Il a mis en avant les efforts du Sénégal en matière de digitalisation. Le pays, sous l’impulsion du président Bassirou Diomaye Faye, a lancé le 24 février dernier une ambitieuse stratégie nationale du numérique, baptisée « New Deal Technologique ». Cette initiative vise à renforcer la souveraineté numérique du pays, en garantissant la protection des données, la modernisation de l’administration publique, et la promotion de l’entrepreneuriat technologique.
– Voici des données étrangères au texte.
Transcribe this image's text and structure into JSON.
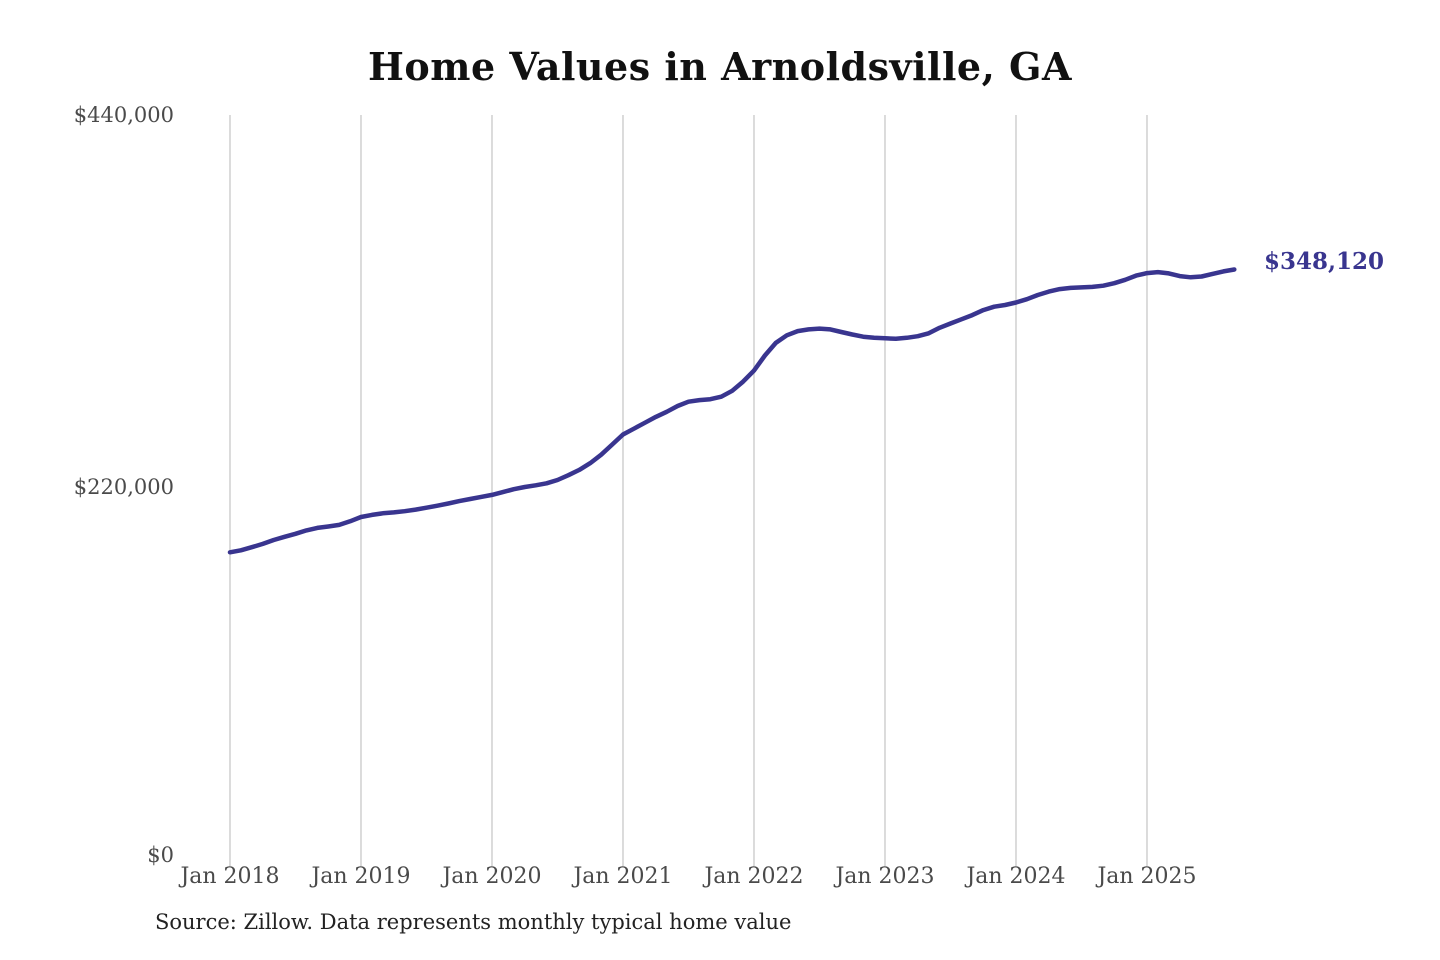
{
  "title": "Home Values in Arnoldsville, GA",
  "current_value_label": "$348,120",
  "source_note": "Source: Zillow. Data represents monthly typical home value",
  "colors": {
    "line": "#39358f",
    "value_label": "#39358f",
    "grid": "#cccccc",
    "axis_text": "#4a4a4a",
    "title_text": "#111111",
    "background": "#ffffff"
  },
  "chart_data": {
    "type": "line",
    "title": "Home Values in Arnoldsville, GA",
    "xlabel": "",
    "ylabel": "",
    "x_frequency": "monthly",
    "x_start": "2018-01",
    "x_end": "2025-09",
    "x_tick_labels": [
      "Jan 2018",
      "Jan 2019",
      "Jan 2020",
      "Jan 2021",
      "Jan 2022",
      "Jan 2023",
      "Jan 2024",
      "Jan 2025"
    ],
    "y_tick_labels": [
      "$0",
      "$220,000",
      "$440,000"
    ],
    "y_tick_values": [
      0,
      220000,
      440000
    ],
    "ylim": [
      0,
      440000
    ],
    "grid": "vertical-only",
    "legend": "none",
    "end_annotation": {
      "text": "$348,120",
      "value": 348120
    },
    "series": [
      {
        "name": "Typical home value",
        "values": [
          180000,
          181200,
          183000,
          185000,
          187300,
          189200,
          191000,
          193000,
          194500,
          195300,
          196300,
          198400,
          201000,
          202200,
          203200,
          203700,
          204400,
          205400,
          206500,
          207700,
          209000,
          210400,
          211700,
          212900,
          214100,
          215800,
          217500,
          218800,
          219800,
          221000,
          223000,
          225800,
          229000,
          233000,
          238000,
          244000,
          250000,
          253500,
          257000,
          260500,
          263500,
          267000,
          269500,
          270500,
          271000,
          272500,
          276000,
          281500,
          288000,
          297000,
          304500,
          309000,
          311500,
          312500,
          313000,
          312500,
          311000,
          309500,
          308200,
          307500,
          307200,
          307000,
          307500,
          308500,
          310200,
          313500,
          316000,
          318500,
          321000,
          324000,
          326000,
          327000,
          328500,
          330500,
          333000,
          335000,
          336500,
          337200,
          337500,
          337800,
          338500,
          340000,
          342000,
          344500,
          346000,
          346600,
          345800,
          344200,
          343500,
          344000,
          345500,
          347000,
          348120
        ]
      }
    ]
  }
}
Dans la dynamique régionale, plusieurs pays membres de l’UEMOA ont adopté des stratégies similaires, intégrant l’intelligence artificielle dans les domaines de l’agriculture, de l’éducation, de la santé et des services publics. Ces transformations sont appelées à induire des mutations profondes dans les administrations, en valorisant notamment les données massives pour guider les politiques publiques.

En conclusion, le ministre Cheikh Diba a appelé à la mise en place d’un cadre de gouvernance robuste qui garantisse une utilisation responsable, efficace et éthique de l’IA. « C’est à cette condition que nous pourrons tirer le meilleur de cette technologie révolutionnaire, tout en protégeant l’intégrité des données et en préservant la confiance du public », a-t-il martelé.

Cette journée d’échanges à la BCEAO marque un tournant dans la réflexion régionale sur l’intelligence artificielle, et positionne le Sénégal comme l’un des acteurs les plus engagés sur la voie d’une transformation numérique souveraine et inclusive.